Wir empfehlen Ihnen, solche E-Mails immer unbeantwortet in den Spam-Ordner zu verschieben und keinerlei Aufforderungen nachzugehen. Falls Sie ein Konto bei der Postbank haben, prüfen Sie entsprechende Hinweise ausschließlich über die offizielle Banking-App oder die bekannte Internetseite der Bank.

31. Juli 2026: Angebliche Rückerstattung bei der AOK
- Thema/Betreff: "Rückerstattung von 324,90 € auszahlungsbereit“. Im Namen der AOK wird über eine angebliche Beitragsrückerstattung informiert.
- Als Anlass wird eine angebliche Neuberechnung der Beitragszahlungen sowie die Berücksichtigung eines langjährigen Versichertenstatus genannt.
- Behauptet wird, die Überweisung auf das hinterlegte Girokonto sei nicht möglich gewesen.
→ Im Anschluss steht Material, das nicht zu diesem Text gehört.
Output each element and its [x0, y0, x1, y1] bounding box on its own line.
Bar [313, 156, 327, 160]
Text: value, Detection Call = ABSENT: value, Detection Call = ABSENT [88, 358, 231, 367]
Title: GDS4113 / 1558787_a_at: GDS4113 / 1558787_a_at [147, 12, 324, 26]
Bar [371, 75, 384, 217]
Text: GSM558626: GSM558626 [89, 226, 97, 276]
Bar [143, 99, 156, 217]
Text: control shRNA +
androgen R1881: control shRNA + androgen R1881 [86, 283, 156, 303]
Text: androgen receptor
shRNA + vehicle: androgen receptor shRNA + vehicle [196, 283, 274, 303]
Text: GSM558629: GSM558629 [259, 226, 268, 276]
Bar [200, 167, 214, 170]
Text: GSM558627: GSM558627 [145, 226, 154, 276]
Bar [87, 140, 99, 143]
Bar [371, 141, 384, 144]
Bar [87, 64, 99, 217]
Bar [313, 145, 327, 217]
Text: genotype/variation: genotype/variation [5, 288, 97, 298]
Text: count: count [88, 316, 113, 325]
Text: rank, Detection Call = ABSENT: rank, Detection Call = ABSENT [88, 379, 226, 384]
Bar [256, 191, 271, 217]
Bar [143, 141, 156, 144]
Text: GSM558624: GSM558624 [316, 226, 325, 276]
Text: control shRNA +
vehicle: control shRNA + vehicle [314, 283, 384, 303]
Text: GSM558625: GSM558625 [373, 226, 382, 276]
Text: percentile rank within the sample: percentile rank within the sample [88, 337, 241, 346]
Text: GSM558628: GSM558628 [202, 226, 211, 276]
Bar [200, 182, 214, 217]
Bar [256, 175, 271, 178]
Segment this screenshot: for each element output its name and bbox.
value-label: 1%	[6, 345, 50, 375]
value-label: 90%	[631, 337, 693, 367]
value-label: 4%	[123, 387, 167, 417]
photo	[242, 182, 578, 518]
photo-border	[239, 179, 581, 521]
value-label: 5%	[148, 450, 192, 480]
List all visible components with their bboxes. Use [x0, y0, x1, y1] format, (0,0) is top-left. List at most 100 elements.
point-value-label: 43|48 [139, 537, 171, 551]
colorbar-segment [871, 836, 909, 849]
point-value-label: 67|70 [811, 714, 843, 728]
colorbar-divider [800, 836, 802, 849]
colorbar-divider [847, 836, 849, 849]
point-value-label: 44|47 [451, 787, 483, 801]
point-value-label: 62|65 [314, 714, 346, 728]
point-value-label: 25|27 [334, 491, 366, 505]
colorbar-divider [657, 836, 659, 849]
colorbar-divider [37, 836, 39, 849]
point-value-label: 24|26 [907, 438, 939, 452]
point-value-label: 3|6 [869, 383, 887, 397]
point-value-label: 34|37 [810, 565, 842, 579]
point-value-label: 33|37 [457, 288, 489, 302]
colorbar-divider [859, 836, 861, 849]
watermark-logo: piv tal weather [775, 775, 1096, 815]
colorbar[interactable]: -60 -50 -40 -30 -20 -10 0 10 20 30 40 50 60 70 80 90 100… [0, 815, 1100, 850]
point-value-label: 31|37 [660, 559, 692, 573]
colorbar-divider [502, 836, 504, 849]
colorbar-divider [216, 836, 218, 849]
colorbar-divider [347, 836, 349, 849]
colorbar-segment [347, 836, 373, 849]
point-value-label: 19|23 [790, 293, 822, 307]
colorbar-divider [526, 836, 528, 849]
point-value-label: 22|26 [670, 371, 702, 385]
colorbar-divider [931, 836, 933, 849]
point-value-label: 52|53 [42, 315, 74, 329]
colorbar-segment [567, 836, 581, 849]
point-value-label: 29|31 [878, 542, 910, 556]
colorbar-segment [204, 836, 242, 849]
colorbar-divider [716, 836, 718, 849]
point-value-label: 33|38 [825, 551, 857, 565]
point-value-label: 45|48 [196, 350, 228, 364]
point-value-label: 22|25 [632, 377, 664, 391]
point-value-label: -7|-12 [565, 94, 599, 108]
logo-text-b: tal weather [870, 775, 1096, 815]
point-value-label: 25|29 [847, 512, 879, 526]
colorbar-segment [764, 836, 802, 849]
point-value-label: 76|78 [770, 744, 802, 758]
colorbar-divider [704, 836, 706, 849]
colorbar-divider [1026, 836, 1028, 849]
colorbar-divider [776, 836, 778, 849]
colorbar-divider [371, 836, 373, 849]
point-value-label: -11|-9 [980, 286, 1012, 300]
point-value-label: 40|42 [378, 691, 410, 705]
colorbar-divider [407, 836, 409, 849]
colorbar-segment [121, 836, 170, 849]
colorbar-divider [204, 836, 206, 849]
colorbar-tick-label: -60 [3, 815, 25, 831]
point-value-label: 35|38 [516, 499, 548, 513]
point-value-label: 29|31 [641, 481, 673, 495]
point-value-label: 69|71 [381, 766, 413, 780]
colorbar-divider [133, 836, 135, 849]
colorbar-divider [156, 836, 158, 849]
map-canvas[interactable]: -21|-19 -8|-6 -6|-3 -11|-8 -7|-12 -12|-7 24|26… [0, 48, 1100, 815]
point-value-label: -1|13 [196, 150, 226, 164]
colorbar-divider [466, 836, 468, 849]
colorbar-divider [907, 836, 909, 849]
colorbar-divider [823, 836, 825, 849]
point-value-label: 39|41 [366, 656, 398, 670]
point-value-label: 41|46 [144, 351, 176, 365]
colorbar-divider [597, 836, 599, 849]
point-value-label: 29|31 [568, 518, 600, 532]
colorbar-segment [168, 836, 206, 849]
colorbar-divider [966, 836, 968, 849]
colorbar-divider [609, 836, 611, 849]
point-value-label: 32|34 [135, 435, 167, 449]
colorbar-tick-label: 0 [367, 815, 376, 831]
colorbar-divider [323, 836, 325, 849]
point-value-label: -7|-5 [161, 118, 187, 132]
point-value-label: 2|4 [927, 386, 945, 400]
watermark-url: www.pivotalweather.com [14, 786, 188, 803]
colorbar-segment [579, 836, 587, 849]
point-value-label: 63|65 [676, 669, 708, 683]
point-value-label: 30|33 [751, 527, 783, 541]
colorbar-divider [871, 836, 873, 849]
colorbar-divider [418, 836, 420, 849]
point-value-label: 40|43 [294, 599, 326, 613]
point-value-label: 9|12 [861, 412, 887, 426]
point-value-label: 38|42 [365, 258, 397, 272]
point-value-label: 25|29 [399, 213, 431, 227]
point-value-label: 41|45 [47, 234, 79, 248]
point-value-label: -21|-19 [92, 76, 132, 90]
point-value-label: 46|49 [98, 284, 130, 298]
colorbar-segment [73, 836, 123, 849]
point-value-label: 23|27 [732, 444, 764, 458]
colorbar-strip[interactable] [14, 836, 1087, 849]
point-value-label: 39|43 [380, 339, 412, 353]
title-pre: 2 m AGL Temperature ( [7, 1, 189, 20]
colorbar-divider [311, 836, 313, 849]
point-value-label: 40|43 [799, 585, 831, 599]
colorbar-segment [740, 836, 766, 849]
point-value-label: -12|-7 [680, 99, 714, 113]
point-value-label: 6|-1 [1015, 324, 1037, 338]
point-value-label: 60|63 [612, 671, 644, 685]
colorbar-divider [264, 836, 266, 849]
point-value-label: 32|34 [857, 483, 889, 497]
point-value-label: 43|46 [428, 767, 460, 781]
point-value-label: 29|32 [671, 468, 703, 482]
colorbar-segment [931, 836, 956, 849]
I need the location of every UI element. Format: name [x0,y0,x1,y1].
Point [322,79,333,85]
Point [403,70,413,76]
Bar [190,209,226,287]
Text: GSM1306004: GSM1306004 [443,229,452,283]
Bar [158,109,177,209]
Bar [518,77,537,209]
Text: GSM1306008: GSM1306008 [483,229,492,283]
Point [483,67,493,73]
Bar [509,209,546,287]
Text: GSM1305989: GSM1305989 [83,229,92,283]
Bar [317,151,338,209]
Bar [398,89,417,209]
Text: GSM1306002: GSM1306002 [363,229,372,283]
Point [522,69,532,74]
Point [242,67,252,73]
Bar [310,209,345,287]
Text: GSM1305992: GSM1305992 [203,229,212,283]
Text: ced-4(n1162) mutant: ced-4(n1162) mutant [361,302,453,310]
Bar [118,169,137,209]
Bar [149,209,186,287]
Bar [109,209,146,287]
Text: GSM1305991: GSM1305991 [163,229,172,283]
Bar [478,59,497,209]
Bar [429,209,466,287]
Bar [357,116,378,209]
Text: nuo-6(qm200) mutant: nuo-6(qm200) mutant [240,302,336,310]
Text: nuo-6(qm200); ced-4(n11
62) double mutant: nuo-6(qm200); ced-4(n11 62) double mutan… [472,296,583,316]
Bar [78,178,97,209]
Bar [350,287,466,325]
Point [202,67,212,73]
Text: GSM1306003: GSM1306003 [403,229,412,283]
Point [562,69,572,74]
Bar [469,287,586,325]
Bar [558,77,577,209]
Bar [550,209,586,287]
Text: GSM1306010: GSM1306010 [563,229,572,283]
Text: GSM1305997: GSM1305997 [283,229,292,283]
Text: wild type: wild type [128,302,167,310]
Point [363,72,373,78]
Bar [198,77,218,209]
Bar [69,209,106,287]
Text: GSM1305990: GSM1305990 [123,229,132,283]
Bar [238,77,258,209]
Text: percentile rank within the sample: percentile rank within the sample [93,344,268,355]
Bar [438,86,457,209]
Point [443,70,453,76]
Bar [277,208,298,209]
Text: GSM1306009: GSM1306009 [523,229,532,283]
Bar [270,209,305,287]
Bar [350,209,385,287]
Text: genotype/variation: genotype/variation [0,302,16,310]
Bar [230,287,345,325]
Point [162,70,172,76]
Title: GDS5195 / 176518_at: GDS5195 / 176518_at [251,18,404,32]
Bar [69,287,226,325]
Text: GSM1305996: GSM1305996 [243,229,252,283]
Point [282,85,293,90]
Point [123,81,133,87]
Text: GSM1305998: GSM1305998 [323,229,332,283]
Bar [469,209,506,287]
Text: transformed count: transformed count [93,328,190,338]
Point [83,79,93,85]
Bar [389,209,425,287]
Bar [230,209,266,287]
Daher solle die Rückerstattung stattdessen über die mit dem Konto verbundene Karte angefordert werden.
- Für die Bestätigung der Rückerstattung wird auf ein angeblich sicheres Kundenportal verwiesen. Zudem wird darauf hingewiesen, dass die Auszahlung nur innerhalb von sieben Tagen beantragt werden könne.
- Anzeichen für Phishing: unpersönliche Anrede, unseriöse Absenderadresse, Aussicht auf eine Geldrückerstattung als Lockmittel, Aufforderung zur Bestätigung über einen Link, kurze Fristsetzung sowie die Verwendung von Bearbeitungsangaben zur Erhöhung der Glaubwürdigkeit.
Wir empfehlen Ihnen, solche E-Mails immer unbeantwortet in den Spam-Ordner zu verschieben und keinerlei Aufforderungen nachzugehen. Falls Sie bei der AOK versichert sind, prüfen Sie entsprechende Mitteilungen ausschließlich über die offizielle App, das Kundenportal oder die bekannte Internetseite der AOK.